"The Purloined Letter" is not as intriguing as Poe's other detective story, "The Murders in the Rue Morgue." The problem with the story about the stolen letter is that it requires a great deal of exposition at the beginning and then a great deal of explanation at the end. After Dupin turns the letter over to the Prefect and collects the reward, there are, in my edition, nearly eight pages in which Dupin is explaining how he deduced the manner in which Minister D- had managed to conceal the letter in plain sight and how he got it back from him.

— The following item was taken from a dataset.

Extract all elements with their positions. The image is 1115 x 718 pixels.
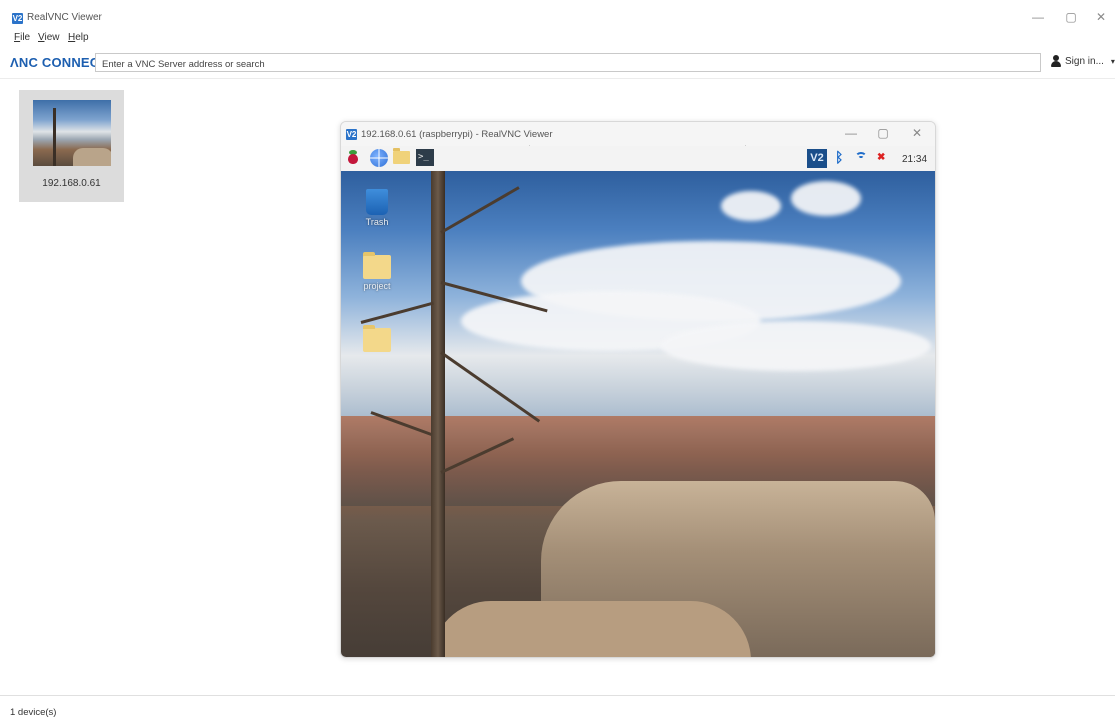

This sort of "post mortem" explanation is common in mystery stories even today, but it is not dramatic and is customarily gotten over with as quickly as possible. One mystery writer quoted a mystery magazine editor as saying, "No explanation without heat!" What that meant was that when it became necessary to explain the solution to the mystery, the bad guy ought to be pointing a gun at the detective, or holding the detective's girlfriend in front of him and threatening to cut her throat, or even waving a hand grenade and threatening to blow up the building. These hackneyed devices and many others were invented in an attempt to keep the story dramatic while someone is giving a long lecture about how he solved the crime.
In many of Agatha Christie's novels about Hercule Poirot, the fabulously successful English author typically has the detective explain his deductions and actions but hold back the identity of the killer until he had completely finished with the obligatory lecture on his solution. The reader is kept in suspense waiting for the revelation of the murderer's identity (usually the character least suspected).
Poe didn't write any more Dupin stories after "The Purloined Letter." He may have felt dissatisfied with that story but did not want to write pure thrillers in which the emphasis was more on character and action than on the ratiocination which he loved so dearly.